Robinson v Post Office

- C injured through D's negligence and given anti-tetanus injection which he was allergic too.
- Doctor should have carried out allergy test.
- Did not break chain of causation as not considered 'palpably wrong'.
- Doctor's actions foreseeable and connected to original breach.
- Could not break chain.
- D liable for initial injuries and extent to which they were made worse by doctor's subsequent actions.


Spencer v Wincanton

- Strike balance between allowing Cs to live lives free from criticism and imposing to onerous liability on Ds.
- Emphasised importance of fairness - taking into account if further injury is caused by the claimant not the tortfeasor (who caused original injury).


McKew v Holland

- C's leg sometimes gave way without notice due to injury caused by D's negligence.
- Advised to be careful going down stairs etc.
- Carrying child down steep stairs, fell, further injuries.
- Test used - unreasonable and unforeseeable? Yes, not fair to hold D responsible for these additional injuries.

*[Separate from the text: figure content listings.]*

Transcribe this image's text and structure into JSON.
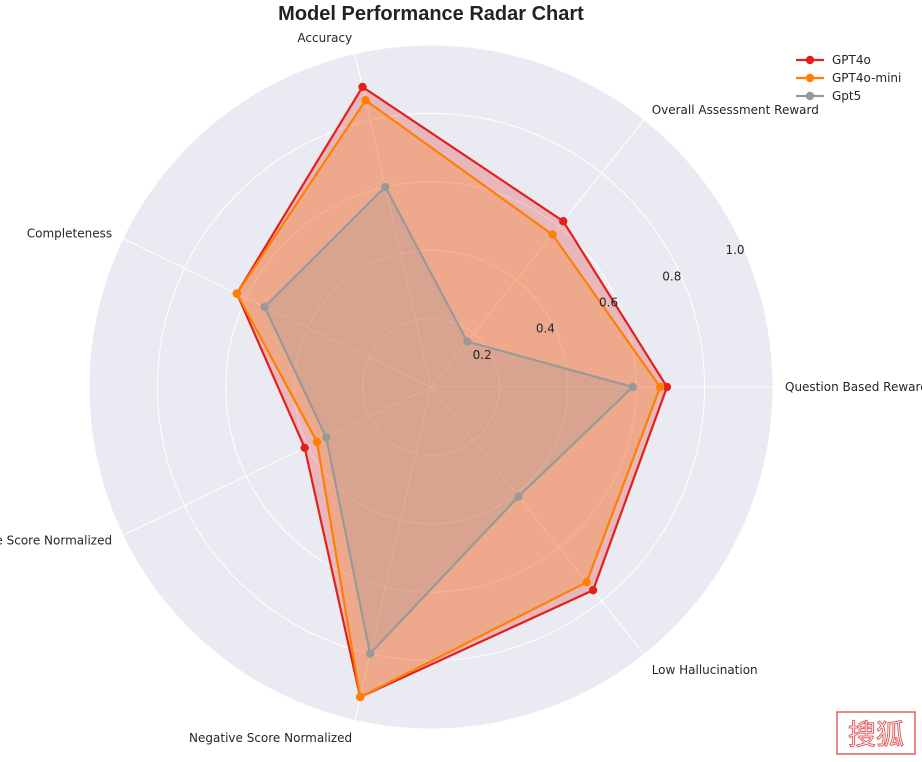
{
  "chart_data": {
    "type": "radar",
    "title": "Model Performance Radar Chart",
    "categories": [
      "Question Based Reward",
      "Overall Assessment Reward",
      "Accuracy",
      "Completeness",
      "Positive Score Normalized",
      "Negative Score Normalized",
      "Low Hallucination"
    ],
    "radial_ticks": [
      "0.2",
      "0.4",
      "0.6",
      "0.8",
      "1.0"
    ],
    "radial_tick_values": [
      0.2,
      0.4,
      0.6,
      0.8,
      1.0
    ],
    "rlim": [
      0,
      1.0
    ],
    "grid": true,
    "legend_position": "top-right",
    "series": [
      {
        "name": "GPT4o",
        "color": "#e3211c",
        "values": [
          0.69,
          0.62,
          0.9,
          0.63,
          0.41,
          0.93,
          0.76
        ]
      },
      {
        "name": "GPT4o-mini",
        "color": "#ff7f00",
        "values": [
          0.67,
          0.57,
          0.86,
          0.63,
          0.37,
          0.93,
          0.73
        ]
      },
      {
        "name": "Gpt5",
        "color": "#999999",
        "values": [
          0.59,
          0.17,
          0.6,
          0.54,
          0.34,
          0.8,
          0.41
        ]
      }
    ]
  },
  "colors": {
    "background": "#ffffff",
    "plot_area": "#eaeaf2",
    "grid": "#ffffff",
    "watermark": "#e06060"
  },
  "watermark": {
    "text": "搜狐"
  }
}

Wieland v Cyril Lord Carpets

- C had neck brace due to D's original negligence.
- Fell down some stairs.
- Should D be responsible? Yes, she was not doing something so unreasonable/taking extra risk. Would not have fallen down stairs if not for D's original negligence.


McFarlane v Tayside HA

- Wrongful life claims now restricted - unlikely claim will succeed resulting from birth of healthy baby due to failed sterilisation.
- But again here refusal to have abortion not a NAI.


Reeves v MPC

- Actions of C will not be treated as NAI where duty of care on D requires them specifically to prevent C taking certain actions.
- Police under duty to ensure prisoner did not commit suicide (known suicide risk).
- Prisoner killed himself due to failings by custody officers.
- Prisoner's actions did NOT count as NAI.


Corr v IBC Vehicles

- C suffered head injury in accident at work.
- Physical injuries and also PTSD.
- Six years later killed himself.
- Employer held responsible, although no specific duty to prevent C's suicide.
- Rare for courts to find acts of C breaks chain as C's contribution to loss can be dealt with by contributory negligence defence.